É por isso que o livro é assimilado desse jeito. Essa é a história dele. Eu não cheguei falando: “Isso é pensamento feminista negro, essa é a disciplina e nós vamos recrutar…!”. Eu estava desenvolvendo os argumentos a partir da vida deles, certo? E dizendo mentalmente: “Isso é feminismo negro ou que o ele deveria ser”. Eu amei essa pergunta, porque é fundamentalmente sobre como temos que pensar fora da caixa a respeito da forma que fazemos nosso trabalho. Na verdade, foi daí que veio o livro. Deu para ver o peso daquilo, então eu pedi quatro universitários da aula para lerem ele para mim.
Qual foi a reação deles?
Foi muito legal. Quando cheguei nas partes em que não estava muito segura, eu falei: “Quero saber sobre o que esse livro faz vocês pensarem. Quando você chega na página tal, no que vocês pensam? Apontem para mim as partes que fazem vocês refletirem.” Eles indicavam as partes em que eu estava insegura, e uma jovem disse: “Essa parte é muito minha avó. Eu entendo totalmente isso e entendo minha avó melhor agora”. Foi aí que soube que tinha acertado. Eu não estava olhando para os poderes do além ou para a ideologia. Era muito pé no chão, sobre o que as pessoas tinham me dito, o que tinham trazido, o que tinham feito.
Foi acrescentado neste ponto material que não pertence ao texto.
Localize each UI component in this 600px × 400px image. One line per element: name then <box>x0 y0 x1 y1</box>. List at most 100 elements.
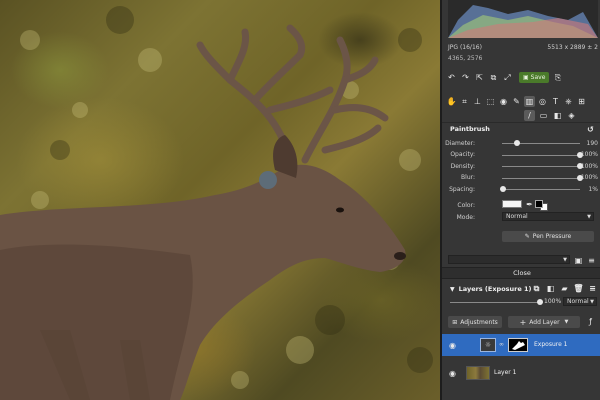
blend-mode-value: Normal <box>567 298 589 305</box>
edit-toolbar: ↶ ↷ ⇱ ⧉ ⤢ ▣ Save ⎘ <box>442 72 600 83</box>
preset-select[interactable]: ▼ <box>448 255 570 264</box>
trash-icon[interactable]: 🗑 <box>573 283 584 294</box>
mode-label: Mode: <box>456 213 475 221</box>
slider-track[interactable] <box>502 177 580 179</box>
folder-icon[interactable]: ▰ <box>559 283 570 294</box>
layer-row-exposure[interactable]: ◉ ☼ ∞ Exposure 1 <box>442 334 600 356</box>
layer-opacity-thumb[interactable] <box>537 299 543 305</box>
slider-track[interactable] <box>502 166 580 167</box>
link-icon[interactable]: ∞ <box>499 341 504 348</box>
layers-header: ▼ Layers (Exposure 1) ⧉ ◧ ▰ 🗑 ≡ <box>442 283 600 295</box>
color-label: Color: <box>457 201 475 209</box>
slider-thumb[interactable] <box>513 140 520 146</box>
slider-label: Blur: <box>461 174 475 181</box>
fx-icon[interactable]: ƒ <box>585 316 596 327</box>
adjustments-icon: ⊞ <box>452 318 458 326</box>
layers-menu-icon[interactable]: ≡ <box>587 283 598 294</box>
layer-name: Exposure 1 <box>534 341 568 348</box>
pen-icon: ✎ <box>524 233 530 240</box>
crop-icon[interactable]: ⌗ <box>459 96 470 107</box>
slider-row: Diameter: 190 <box>442 138 600 148</box>
view-icon[interactable]: ◉ <box>498 96 509 107</box>
redo-icon[interactable]: ↷ <box>460 72 471 83</box>
layer-opacity-value: 100% <box>544 298 562 305</box>
paintbrush-section-header: Paintbrush ↺ <box>442 122 600 135</box>
brush-adjust-icon[interactable]: ✎ <box>511 96 522 107</box>
fit-icon[interactable]: ⤢ <box>502 72 513 83</box>
eyedropper-icon[interactable]: ✒ <box>524 199 535 210</box>
add-layer-button[interactable]: + Add Layer ▼ <box>508 316 580 328</box>
chevron-down-icon: ▼ <box>590 299 594 305</box>
slider-value: 100% <box>580 162 598 170</box>
slider-row: Spacing: 1% <box>442 184 600 194</box>
gradient-icon[interactable]: ▥ <box>524 96 535 107</box>
layer-opacity-slider[interactable] <box>450 302 540 303</box>
layer-actions: ⧉ ◧ ▰ 🗑 ≡ <box>531 283 598 294</box>
foreground-color-swatch[interactable] <box>535 200 543 208</box>
close-button[interactable]: Close <box>442 267 600 279</box>
slider-label: Density: <box>450 162 475 170</box>
reset-icon[interactable]: ↺ <box>585 124 596 135</box>
plus-icon: + <box>519 317 527 327</box>
paintbrush-icon[interactable]: / <box>524 110 535 121</box>
save-as-icon[interactable]: ⎘ <box>552 72 563 83</box>
text-icon[interactable]: T <box>550 96 561 107</box>
preset-row: ▼ ▣ ≡ <box>442 254 600 265</box>
layer-opacity-row: 100% Normal ▼ <box>442 297 600 307</box>
clone-icon[interactable]: ⎈ <box>563 96 574 107</box>
slider-row: Density: 100% <box>442 161 600 171</box>
chevron-down-icon: ▼ <box>564 319 569 325</box>
section-title: Paintbrush <box>450 125 490 133</box>
layer-row-1[interactable]: ◉ Layer 1 <box>442 362 600 384</box>
mode-select[interactable]: Normal ▼ <box>502 212 594 221</box>
close-label: Close <box>513 269 531 277</box>
mask-icon[interactable]: ◈ <box>566 110 577 121</box>
save-label: Save <box>530 74 546 81</box>
slider-row: Opacity: 100% <box>442 150 600 160</box>
blend-mode-select[interactable]: Normal ▼ <box>563 297 597 306</box>
color-swatch[interactable] <box>502 200 522 208</box>
slider-track[interactable] <box>502 154 580 156</box>
eye-icon[interactable]: ◉ <box>447 340 458 351</box>
tools-row-2: / ▭ ◧ ◈ <box>442 110 600 121</box>
slider-value: 1% <box>588 185 598 193</box>
layer-thumbnail <box>466 366 490 380</box>
save-preset-icon[interactable]: ▣ <box>573 255 584 266</box>
collapse-icon[interactable]: ▼ <box>450 286 455 293</box>
grid-icon[interactable]: ⊞ <box>576 96 587 107</box>
transform-icon[interactable]: ⬚ <box>485 96 496 107</box>
fill-icon[interactable]: ◧ <box>552 110 563 121</box>
tools-row-1: ✋ ⌗ ⊥ ⬚ ◉ ✎ ▥ ◎ T ⎈ ⊞ <box>442 96 600 107</box>
eye-icon[interactable]: ◉ <box>447 368 458 379</box>
chevron-down-icon: ▼ <box>587 214 591 220</box>
duplicate-layer-icon[interactable]: ⧉ <box>531 283 542 294</box>
hand-icon[interactable]: ✋ <box>446 96 457 107</box>
color-row: Color: ✒ <box>442 199 600 211</box>
straighten-icon[interactable]: ⊥ <box>472 96 483 107</box>
compare-icon[interactable]: ⧉ <box>488 72 499 83</box>
add-layer-label: Add Layer <box>529 318 560 326</box>
export-icon[interactable]: ⇱ <box>474 72 485 83</box>
slider-track[interactable] <box>502 189 580 190</box>
save-button[interactable]: ▣ Save <box>519 72 550 83</box>
deer-photo <box>0 6 433 400</box>
layers-title: Layers (Exposure 1) <box>458 285 532 293</box>
radial-icon[interactable]: ◎ <box>537 96 548 107</box>
slider-label: Diameter: <box>445 139 475 147</box>
slider-value: 100% <box>580 151 598 158</box>
layer-mask-icon[interactable]: ◧ <box>545 283 556 294</box>
image-dimensions: 5513 x 2889 ± 2 <box>547 44 598 51</box>
mode-value: Normal <box>506 213 528 220</box>
slider-thumb[interactable] <box>499 186 506 192</box>
slider-value: 100% <box>580 174 598 181</box>
pen-pressure-button[interactable]: ✎ Pen Pressure <box>502 231 594 242</box>
photo-canvas[interactable] <box>0 0 440 400</box>
mode-row: Mode: Normal ▼ <box>442 212 600 222</box>
chevron-down-icon: ▼ <box>563 257 567 263</box>
slider-row: Blur: 100% <box>442 173 600 183</box>
mask-thumbnail[interactable] <box>508 338 528 352</box>
eraser-icon[interactable]: ▭ <box>538 110 549 121</box>
preset-menu-icon[interactable]: ≡ <box>586 255 597 266</box>
adjustments-button[interactable]: ⊞ Adjustments <box>448 316 502 328</box>
undo-icon[interactable]: ↶ <box>446 72 457 83</box>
Patricia Hill Collins reforça mensagem que deixou na parede do Sesc Pinheiros em 18 de outubro: “O futuro é nosso! Permaneçam fortes!”. Foto: Divulgação/Editora Boitempo
Falando em encarceramento em massa, eu dei uma palestra numa prisão. Existia um grupo de leitura lá e eles organizavam os homens, que estavam lendo meu livro. Chegou um jovem que tinha lido cada página de ‘Pensamento feminista negro’. Ele tinha um monte de post-its despontando do livro. Foi tão incrível. Um desses homens veio e disse: “Eu realmente consigo entender bem melhor o que eu tenho feito com a minha vida. Eu vejo isso agora”.
Eles estavam usando sua experiência de encarceramento de forma diferente, para se reabilitarem. Eu realmente acredito em possibilidades para todas as pessoas, se elas estiverem abertas à mudança. Esses pobres homens que estão andando por aí dizendo: “O feminismo negro é ruim, não entra nessa” são os que estão feridos.